Cosmopolis has lines like that too, and Pattern Recognition probably has fewer of them, but Gibson holds true to this patient observation of the increasing surreality of modern life while DeLillo runs off to write novels about billionaires with shark tanks and wristwatch cameras. Pattern Recognition doesn't need caricature and generally doesn't force it: Gibson lets the strangeness express itself.
The novel follows Cayce Pollard, a corporate consultant who's hired to track down the auteur of a mysterious sequence of Web-distributed film footage. Her assignment takes her through a world of corporate espionage, deep niche marketing, retro-computing technology fetishists (an old Gibson favorite), washed-up cryptography experts, and vanished ex-spies. The fruits of the new century grow in the ashes of the old, acknowledging the importance (if also the transience) of the past in a way that Eric Packer never could.

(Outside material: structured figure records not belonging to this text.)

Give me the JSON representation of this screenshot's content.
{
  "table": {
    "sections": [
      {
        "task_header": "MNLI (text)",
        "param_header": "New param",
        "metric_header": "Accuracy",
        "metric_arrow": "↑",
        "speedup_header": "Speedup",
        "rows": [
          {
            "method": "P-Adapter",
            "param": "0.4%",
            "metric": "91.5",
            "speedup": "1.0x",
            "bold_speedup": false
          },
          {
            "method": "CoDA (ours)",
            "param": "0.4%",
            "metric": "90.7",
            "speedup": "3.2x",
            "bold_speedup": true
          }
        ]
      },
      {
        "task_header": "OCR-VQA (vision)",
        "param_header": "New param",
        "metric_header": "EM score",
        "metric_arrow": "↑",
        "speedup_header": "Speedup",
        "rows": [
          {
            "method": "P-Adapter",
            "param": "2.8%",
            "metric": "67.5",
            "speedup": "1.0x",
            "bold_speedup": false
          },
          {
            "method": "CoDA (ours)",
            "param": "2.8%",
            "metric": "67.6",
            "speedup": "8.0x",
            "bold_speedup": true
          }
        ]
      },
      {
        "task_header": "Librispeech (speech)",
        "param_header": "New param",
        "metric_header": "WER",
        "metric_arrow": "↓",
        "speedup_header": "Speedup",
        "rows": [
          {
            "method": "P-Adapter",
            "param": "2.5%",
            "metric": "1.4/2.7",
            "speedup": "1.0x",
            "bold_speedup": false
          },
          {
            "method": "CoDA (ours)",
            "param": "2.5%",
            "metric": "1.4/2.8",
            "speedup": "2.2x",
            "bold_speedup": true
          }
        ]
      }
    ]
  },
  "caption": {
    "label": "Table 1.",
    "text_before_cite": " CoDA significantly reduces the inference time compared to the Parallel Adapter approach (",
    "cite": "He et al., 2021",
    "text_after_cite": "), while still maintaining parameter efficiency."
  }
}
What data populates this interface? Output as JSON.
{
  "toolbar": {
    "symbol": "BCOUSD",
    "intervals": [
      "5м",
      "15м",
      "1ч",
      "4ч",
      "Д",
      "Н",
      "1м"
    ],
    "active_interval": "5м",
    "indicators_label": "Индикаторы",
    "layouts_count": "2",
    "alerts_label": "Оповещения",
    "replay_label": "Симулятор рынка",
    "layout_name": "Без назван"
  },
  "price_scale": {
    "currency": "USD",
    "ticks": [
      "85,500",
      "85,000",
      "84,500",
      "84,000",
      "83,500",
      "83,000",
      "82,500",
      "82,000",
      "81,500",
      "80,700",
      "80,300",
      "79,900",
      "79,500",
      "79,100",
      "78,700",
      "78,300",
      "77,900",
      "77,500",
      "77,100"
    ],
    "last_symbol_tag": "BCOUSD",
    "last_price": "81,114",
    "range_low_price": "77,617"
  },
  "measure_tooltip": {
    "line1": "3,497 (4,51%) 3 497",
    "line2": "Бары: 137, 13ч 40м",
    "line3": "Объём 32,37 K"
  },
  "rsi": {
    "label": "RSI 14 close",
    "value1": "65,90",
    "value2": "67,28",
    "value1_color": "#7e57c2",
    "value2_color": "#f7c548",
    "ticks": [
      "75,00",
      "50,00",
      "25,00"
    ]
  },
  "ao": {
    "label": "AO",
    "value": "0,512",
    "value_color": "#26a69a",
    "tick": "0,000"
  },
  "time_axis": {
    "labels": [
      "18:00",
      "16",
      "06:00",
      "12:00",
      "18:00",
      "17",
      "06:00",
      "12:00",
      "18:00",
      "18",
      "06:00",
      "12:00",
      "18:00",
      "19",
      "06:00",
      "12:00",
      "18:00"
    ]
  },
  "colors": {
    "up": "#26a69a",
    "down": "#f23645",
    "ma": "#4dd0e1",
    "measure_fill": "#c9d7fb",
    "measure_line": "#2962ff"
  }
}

The early chapters are discomforting and claustrophobic, focalized all too well through Cayce's jet lag and her strange, double-edged gift, a violent allergic reaction to brands and a knack for apophenia - the ability to perceive, rather than invent, connections between apparently unrelated phenomena. (The novel's apophenic preoccupations suggest that, rather than tending towards one another, Gibson and DeLillo are each from their own obliques approaching Pynchon. This prospect makes me happy.) If the branding allergy is a bit too precious at least it follows its own inscrutable logic and not, say, the authorial fiats of a magical realism that would be at odds with the book's tone.

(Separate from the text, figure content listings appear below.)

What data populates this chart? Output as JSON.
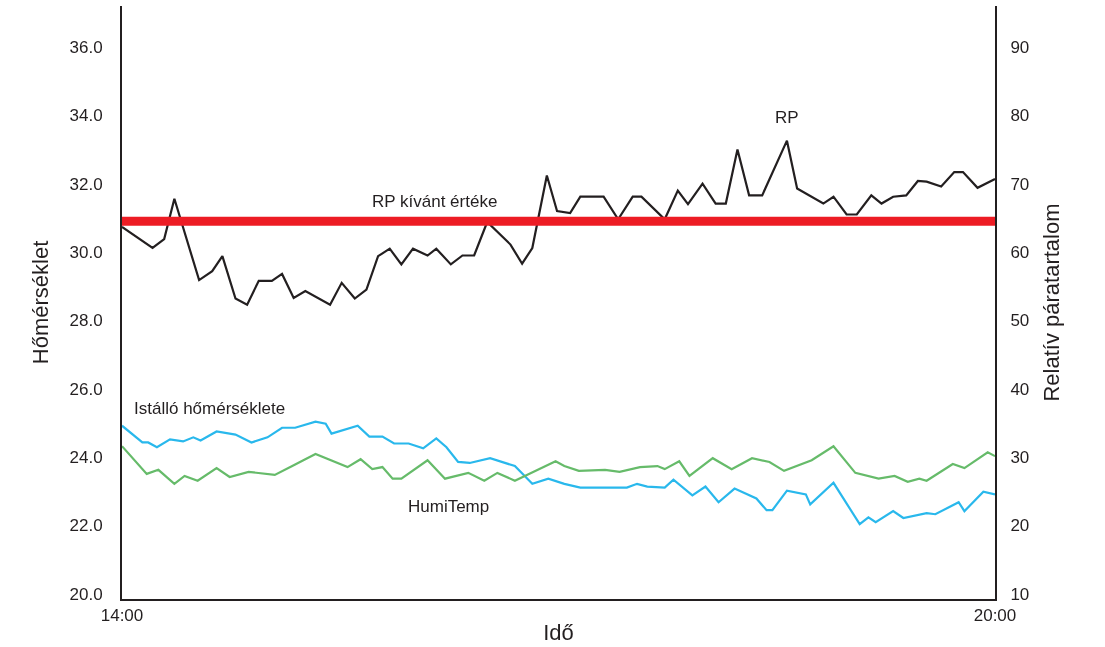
{
  "chart_data": {
    "type": "line",
    "xlabel": "Idő",
    "ylabel": "Hőmérséklet",
    "y2label": "Relatív páratartalom",
    "xlim": [
      14,
      20
    ],
    "xticks": [
      {
        "value": 14,
        "label": "14:00"
      },
      {
        "value": 20,
        "label": "20:00"
      }
    ],
    "ylim": [
      19.85,
      37.2
    ],
    "yticks": [
      {
        "value": 20,
        "label": "20.0"
      },
      {
        "value": 22,
        "label": "22.0"
      },
      {
        "value": 24,
        "label": "24.0"
      },
      {
        "value": 26,
        "label": "26.0"
      },
      {
        "value": 28,
        "label": "28.0"
      },
      {
        "value": 30,
        "label": "30.0"
      },
      {
        "value": 32,
        "label": "32.0"
      },
      {
        "value": 34,
        "label": "34.0"
      },
      {
        "value": 36,
        "label": "36.0"
      }
    ],
    "y2lim": [
      9.25,
      96
    ],
    "y2ticks": [
      10,
      20,
      30,
      40,
      50,
      60,
      70,
      80,
      90
    ],
    "legend": false,
    "marker": "none",
    "line_style": "solid",
    "ref_lines": [
      {
        "axis": "y2",
        "value": 64.5,
        "label": "RP kívánt értéke",
        "color": "#ed1c24"
      }
    ],
    "series": [
      {
        "name": "RP",
        "color": "#231f20",
        "axis": "y2",
        "x": [
          14.0,
          14.21,
          14.29,
          14.36,
          14.53,
          14.62,
          14.69,
          14.78,
          14.86,
          14.94,
          15.03,
          15.1,
          15.18,
          15.26,
          15.43,
          15.51,
          15.6,
          15.68,
          15.76,
          15.84,
          15.92,
          16.0,
          16.1,
          16.16,
          16.26,
          16.34,
          16.42,
          16.51,
          16.67,
          16.75,
          16.82,
          16.92,
          16.99,
          17.08,
          17.15,
          17.31,
          17.41,
          17.51,
          17.57,
          17.73,
          17.82,
          17.89,
          17.99,
          18.08,
          18.15,
          18.23,
          18.31,
          18.4,
          18.57,
          18.64,
          18.82,
          18.89,
          18.98,
          19.05,
          19.15,
          19.22,
          19.3,
          19.39,
          19.47,
          19.53,
          19.63,
          19.72,
          19.78,
          19.88,
          20.0
        ],
        "values": [
          63.7,
          60.6,
          61.9,
          67.8,
          55.9,
          57.2,
          59.4,
          53.2,
          52.3,
          55.8,
          55.8,
          56.8,
          53.3,
          54.3,
          52.3,
          55.5,
          53.2,
          54.5,
          59.4,
          60.5,
          58.2,
          60.5,
          59.5,
          60.5,
          58.2,
          59.5,
          59.5,
          64.4,
          61.1,
          58.3,
          60.6,
          71.2,
          66.0,
          65.7,
          68.1,
          68.1,
          64.8,
          68.1,
          68.1,
          64.8,
          69.0,
          67.0,
          70.0,
          67.1,
          67.1,
          75.0,
          68.3,
          68.3,
          76.3,
          69.3,
          67.1,
          68.1,
          65.5,
          65.5,
          68.3,
          67.1,
          68.1,
          68.3,
          70.4,
          70.3,
          69.6,
          71.7,
          71.7,
          69.4,
          70.7
        ]
      },
      {
        "name": "Istálló hőmérséklete",
        "color": "#29b8ec",
        "x": [
          14.0,
          14.14,
          14.18,
          14.24,
          14.33,
          14.42,
          14.49,
          14.54,
          14.65,
          14.78,
          14.89,
          15.0,
          15.1,
          15.19,
          15.33,
          15.4,
          15.44,
          15.62,
          15.7,
          15.79,
          15.87,
          15.97,
          16.07,
          16.16,
          16.23,
          16.31,
          16.39,
          16.53,
          16.7,
          16.82,
          16.93,
          17.04,
          17.15,
          17.47,
          17.54,
          17.61,
          17.73,
          17.79,
          17.92,
          18.01,
          18.1,
          18.21,
          18.36,
          18.43,
          18.47,
          18.57,
          18.7,
          18.73,
          18.89,
          19.07,
          19.13,
          19.18,
          19.3,
          19.37,
          19.53,
          19.59,
          19.75,
          19.79,
          19.92,
          20.0
        ],
        "values": [
          24.92,
          24.43,
          24.43,
          24.29,
          24.52,
          24.46,
          24.58,
          24.49,
          24.75,
          24.66,
          24.43,
          24.58,
          24.86,
          24.86,
          25.04,
          24.98,
          24.69,
          24.92,
          24.6,
          24.6,
          24.4,
          24.4,
          24.26,
          24.55,
          24.29,
          23.86,
          23.83,
          23.97,
          23.74,
          23.22,
          23.37,
          23.22,
          23.11,
          23.11,
          23.22,
          23.14,
          23.11,
          23.34,
          22.88,
          23.14,
          22.68,
          23.08,
          22.79,
          22.45,
          22.45,
          23.02,
          22.91,
          22.62,
          23.25,
          22.04,
          22.24,
          22.1,
          22.42,
          22.22,
          22.36,
          22.33,
          22.68,
          22.42,
          22.99,
          22.91
        ]
      },
      {
        "name": "HumiTemp",
        "color": "#66bb6a",
        "x": [
          14.0,
          14.17,
          14.25,
          14.36,
          14.43,
          14.52,
          14.65,
          14.74,
          14.87,
          15.05,
          15.17,
          15.33,
          15.55,
          15.64,
          15.72,
          15.79,
          15.86,
          15.92,
          16.1,
          16.22,
          16.38,
          16.49,
          16.58,
          16.7,
          16.98,
          17.04,
          17.14,
          17.32,
          17.42,
          17.56,
          17.68,
          17.73,
          17.83,
          17.9,
          18.06,
          18.19,
          18.33,
          18.45,
          18.55,
          18.74,
          18.89,
          19.04,
          19.2,
          19.31,
          19.4,
          19.48,
          19.53,
          19.71,
          19.79,
          19.95,
          20.0
        ],
        "values": [
          24.32,
          23.51,
          23.63,
          23.22,
          23.45,
          23.31,
          23.68,
          23.42,
          23.57,
          23.48,
          23.74,
          24.09,
          23.71,
          23.94,
          23.65,
          23.71,
          23.37,
          23.37,
          23.91,
          23.37,
          23.54,
          23.31,
          23.54,
          23.31,
          23.88,
          23.74,
          23.6,
          23.63,
          23.57,
          23.71,
          23.74,
          23.65,
          23.88,
          23.45,
          23.97,
          23.65,
          23.97,
          23.86,
          23.6,
          23.91,
          24.32,
          23.54,
          23.37,
          23.45,
          23.28,
          23.37,
          23.31,
          23.8,
          23.68,
          24.14,
          24.03
        ]
      }
    ]
  }
}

That tone is the traditional Gibson tone (which has gotten less overtly Chandlerian over the years, but still noirish and elegiac), its plot the traditional Gibson plot, and Cayce Pollard the traditional Gibson protagonist: when a new acquaintance calls her "Case," we know it's not just an in-joke. (I need to reread Count Zero but, working from very faded memories, it seems like there are more than superficial similarities between Cayce's assignment and the Marly Krushkova plotline; similarities, for that matter, between the tragic artists who lie behind each of those plots. That such a comparison could even be possible, given the artists, is itself part of the tragedy.) The suitability of these old formulas to Gibson's newly realistic fiction does not simply confirm that the present has indeed come to resemble one of his novels. It tells us that those novels were built not around the trappings of console cowboys and virtual idols but a sturdy core of hard-boiled fiction; and that both the cyberpunk and the noir elements are exceptionally adaptable to novels about our own era, providing what might be the perfect fusion of plot, mood, and social commentary.

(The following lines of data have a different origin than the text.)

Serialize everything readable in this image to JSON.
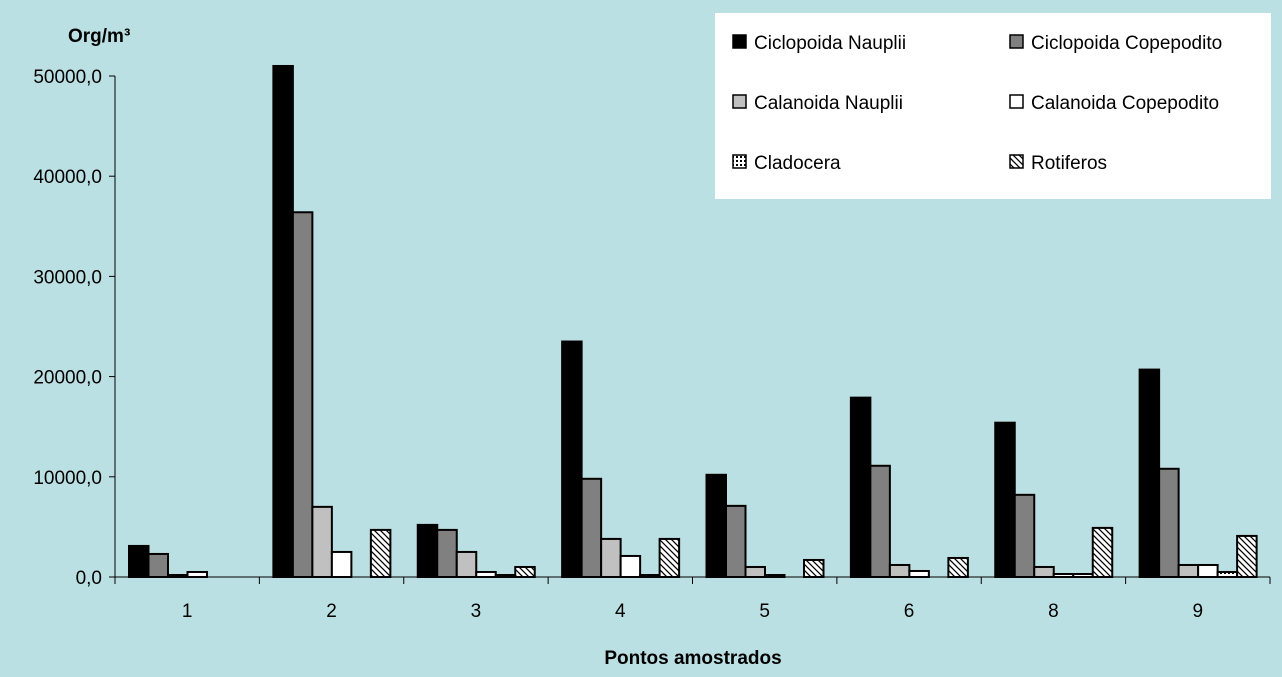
{
  "chart_data": {
    "type": "bar",
    "title": "",
    "ylabel": "Org/m³",
    "xlabel": "Pontos amostrados",
    "ylim": [
      0,
      50000
    ],
    "yticks": [
      "0,0",
      "10000,0",
      "20000,0",
      "30000,0",
      "40000,0",
      "50000,0"
    ],
    "ytick_values": [
      0,
      10000,
      20000,
      30000,
      40000,
      50000
    ],
    "categories": [
      "1",
      "2",
      "3",
      "4",
      "5",
      "6",
      "8",
      "9"
    ],
    "legend_position": "top-right",
    "series": [
      {
        "name": "Ciclopoida Nauplii",
        "fill": "#000000",
        "pattern": "solid",
        "values": [
          3100,
          51000,
          5200,
          23500,
          10200,
          17900,
          15400,
          20700
        ]
      },
      {
        "name": "Ciclopoida Copepodito",
        "fill": "#808080",
        "pattern": "solid",
        "values": [
          2300,
          36400,
          4700,
          9800,
          7100,
          11100,
          8200,
          10800
        ]
      },
      {
        "name": "Calanoida Nauplii",
        "fill": "#c0c0c0",
        "pattern": "solid",
        "values": [
          200,
          7000,
          2500,
          3800,
          1000,
          1200,
          1000,
          1200
        ]
      },
      {
        "name": "Calanoida Copepodito",
        "fill": "#ffffff",
        "pattern": "solid",
        "values": [
          500,
          2500,
          500,
          2100,
          200,
          600,
          300,
          1200
        ]
      },
      {
        "name": "Cladocera",
        "fill": "#ffffff",
        "pattern": "dots",
        "values": [
          0,
          0,
          200,
          200,
          0,
          0,
          300,
          500
        ]
      },
      {
        "name": "Rotiferos",
        "fill": "#ffffff",
        "pattern": "hatch",
        "values": [
          0,
          4700,
          1000,
          3800,
          1700,
          1900,
          4900,
          4100
        ]
      }
    ]
  }
}
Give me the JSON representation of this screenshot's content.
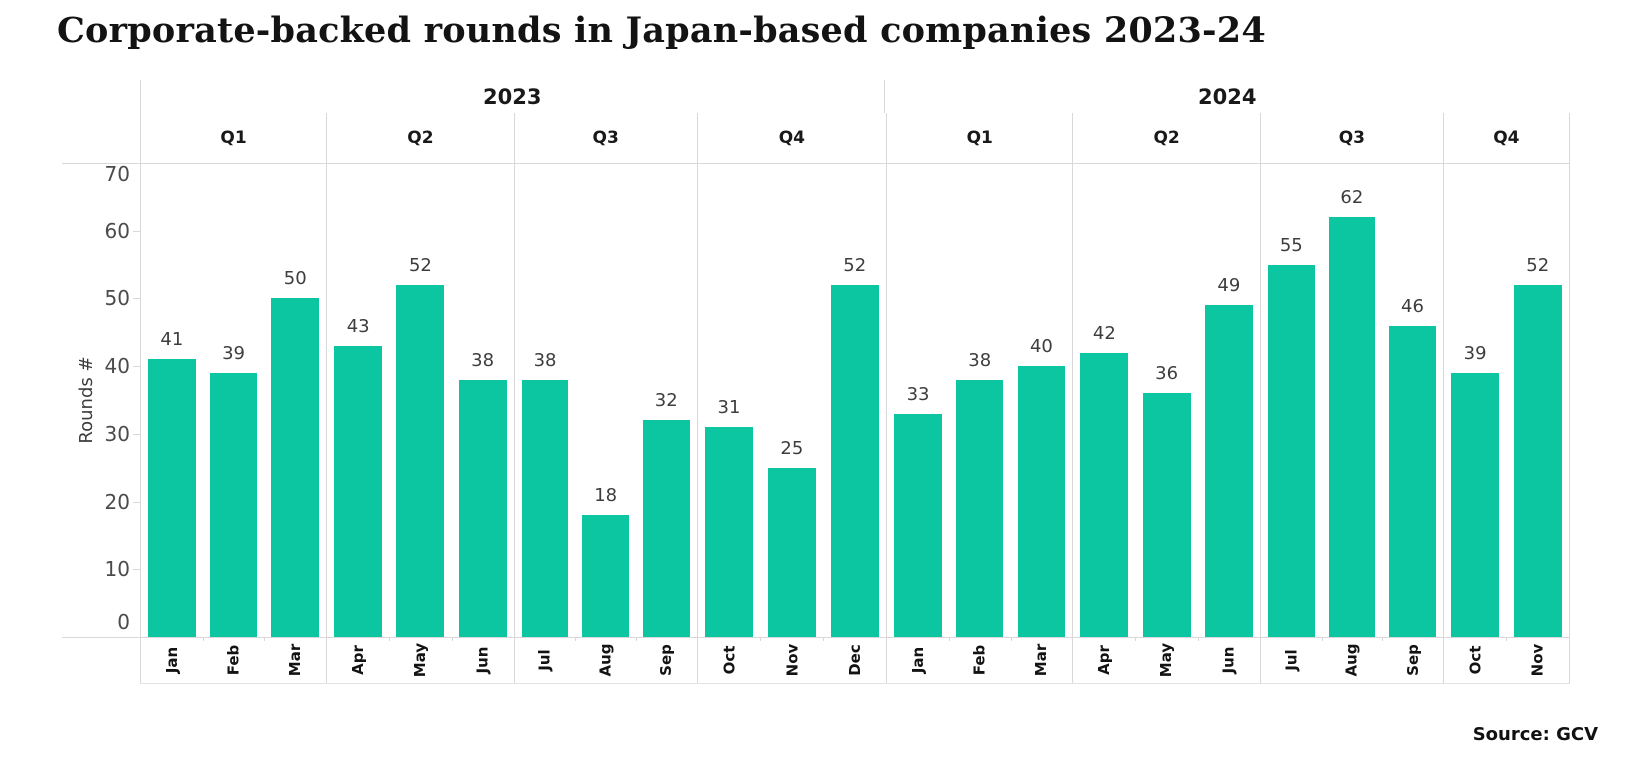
{
  "title": "Corporate-backed rounds in Japan-based companies 2023-24",
  "source": "Source: GCV",
  "chart_data": {
    "type": "bar",
    "title": "Corporate-backed rounds in Japan-based companies 2023-24",
    "xlabel": "",
    "ylabel": "Rounds #",
    "ylim": [
      0,
      70
    ],
    "yticks": [
      0,
      10,
      20,
      30,
      40,
      50,
      60,
      70
    ],
    "bar_color": "#0cc6a2",
    "grid_color": "#d8d8d8",
    "grid": "quarter and year separators only, top and baseline rules",
    "legend": "none",
    "source": "Source: GCV",
    "years": [
      {
        "label": "2023",
        "quarters": [
          {
            "label": "Q1",
            "months": [
              {
                "label": "Jan",
                "value": 41
              },
              {
                "label": "Feb",
                "value": 39
              },
              {
                "label": "Mar",
                "value": 50
              }
            ]
          },
          {
            "label": "Q2",
            "months": [
              {
                "label": "Apr",
                "value": 43
              },
              {
                "label": "May",
                "value": 52
              },
              {
                "label": "Jun",
                "value": 38
              }
            ]
          },
          {
            "label": "Q3",
            "months": [
              {
                "label": "Jul",
                "value": 38
              },
              {
                "label": "Aug",
                "value": 18
              },
              {
                "label": "Sep",
                "value": 32
              }
            ]
          },
          {
            "label": "Q4",
            "months": [
              {
                "label": "Oct",
                "value": 31
              },
              {
                "label": "Nov",
                "value": 25
              },
              {
                "label": "Dec",
                "value": 52
              }
            ]
          }
        ]
      },
      {
        "label": "2024",
        "quarters": [
          {
            "label": "Q1",
            "months": [
              {
                "label": "Jan",
                "value": 33
              },
              {
                "label": "Feb",
                "value": 38
              },
              {
                "label": "Mar",
                "value": 40
              }
            ]
          },
          {
            "label": "Q2",
            "months": [
              {
                "label": "Apr",
                "value": 42
              },
              {
                "label": "May",
                "value": 36
              },
              {
                "label": "Jun",
                "value": 49
              }
            ]
          },
          {
            "label": "Q3",
            "months": [
              {
                "label": "Jul",
                "value": 55
              },
              {
                "label": "Aug",
                "value": 62
              },
              {
                "label": "Sep",
                "value": 46
              }
            ]
          },
          {
            "label": "Q4",
            "months": [
              {
                "label": "Oct",
                "value": 39
              },
              {
                "label": "Nov",
                "value": 52
              }
            ]
          }
        ]
      }
    ]
  }
}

At a conference a few months ago I was struck by how many academics were referencing Neuromancer in their work - often superficially, as sometimes happens when one of us decides to stoop down to deal with the demotic, but just as often with real passion and thought. Gibson is one of those novelists whose work will continue to grow in stature and importance, and Pattern Recognition is a good bid to sustain the process - not because it sheds the cyberpunk elements but because it uses the important ones in new ways to tell an entertaining, perceptive, often moving story. Moreso than the acknowledged literary giant or his old writing partner, Gibson has produced a novel for our times.